Trostlosigkeit  Das Trostloseste ist, sagte er, daß jede Liebe stets ein schlimmes Ende nimmt, ein um so schlimmeres, je göttlicher, je leichtbeschwingter sie war, als sie begann. Es gibt keinen Traum, so ideal er auch sein mag, den man nicht mit einem gierigen Säugling an der Brust wiederfände; es gibt keinen Schlupfwinkel, keine noch so entzückende und versteckte Hütte, die nicht dem Pickel zum Opfer fiele. Immerhin handelt es sich da nur um eine Zerstörung von Dingen, aber es gibt eine andere, unerbittlichere und geheimere, die das Unsichtbare befällt.
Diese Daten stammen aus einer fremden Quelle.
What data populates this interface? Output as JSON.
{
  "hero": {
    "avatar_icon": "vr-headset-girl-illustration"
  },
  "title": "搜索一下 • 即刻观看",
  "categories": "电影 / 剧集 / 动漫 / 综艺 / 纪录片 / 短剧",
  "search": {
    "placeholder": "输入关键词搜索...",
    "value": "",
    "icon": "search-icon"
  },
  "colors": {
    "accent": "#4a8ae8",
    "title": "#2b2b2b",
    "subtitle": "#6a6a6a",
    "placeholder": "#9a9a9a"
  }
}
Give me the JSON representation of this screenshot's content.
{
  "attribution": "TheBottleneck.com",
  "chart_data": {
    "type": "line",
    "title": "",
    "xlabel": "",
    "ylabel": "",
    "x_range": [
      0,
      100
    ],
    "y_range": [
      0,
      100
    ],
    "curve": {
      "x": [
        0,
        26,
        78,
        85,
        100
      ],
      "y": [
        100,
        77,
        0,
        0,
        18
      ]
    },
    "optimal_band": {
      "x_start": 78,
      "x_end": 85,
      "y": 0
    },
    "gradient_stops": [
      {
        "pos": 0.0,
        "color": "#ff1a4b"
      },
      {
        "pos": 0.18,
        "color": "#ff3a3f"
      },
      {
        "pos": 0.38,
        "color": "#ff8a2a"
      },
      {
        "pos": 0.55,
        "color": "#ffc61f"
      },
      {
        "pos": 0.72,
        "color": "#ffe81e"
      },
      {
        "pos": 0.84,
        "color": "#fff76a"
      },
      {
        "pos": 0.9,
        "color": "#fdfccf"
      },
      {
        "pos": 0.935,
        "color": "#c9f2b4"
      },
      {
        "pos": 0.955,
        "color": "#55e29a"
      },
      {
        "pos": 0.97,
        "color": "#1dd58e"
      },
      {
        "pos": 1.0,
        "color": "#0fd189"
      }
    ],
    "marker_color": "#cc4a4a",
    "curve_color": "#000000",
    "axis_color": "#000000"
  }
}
Stellen Sie sich vor, daß in dem Augenblick, in dem Sie sich über den Erwählten Ihres Herzens lehnen und ihm sagen: Laß uns zusammen hinausfliegen und die Tiefe des Himmels suchen! - daß dann eine kalte und unbarmherzige Stimme sich zu Ihrem Ohr neigt, um Ihnen zu sagen, daß unsere Leidenschaften Lügen sind, daß unsere Kurzsichtigkeit es ist, die die schönen Gesichter, und unsere Unwissenheit, die die schönen Seelen schafft, und daß notwendigerweise ein Tag kommt, an dem das Götterbild für den klarer sehenden Blick nur noch ein Gegenstand nicht gerade des Hasses, aber der Verachtung und des Erstaunens ist.  - Charles Baudelaire, Die Tänzerin Fanfarlo. In: C. B., Die Tänzerin Fanfarlo und Der Spleen von Paris. Zürich  1977 (detebe 20387)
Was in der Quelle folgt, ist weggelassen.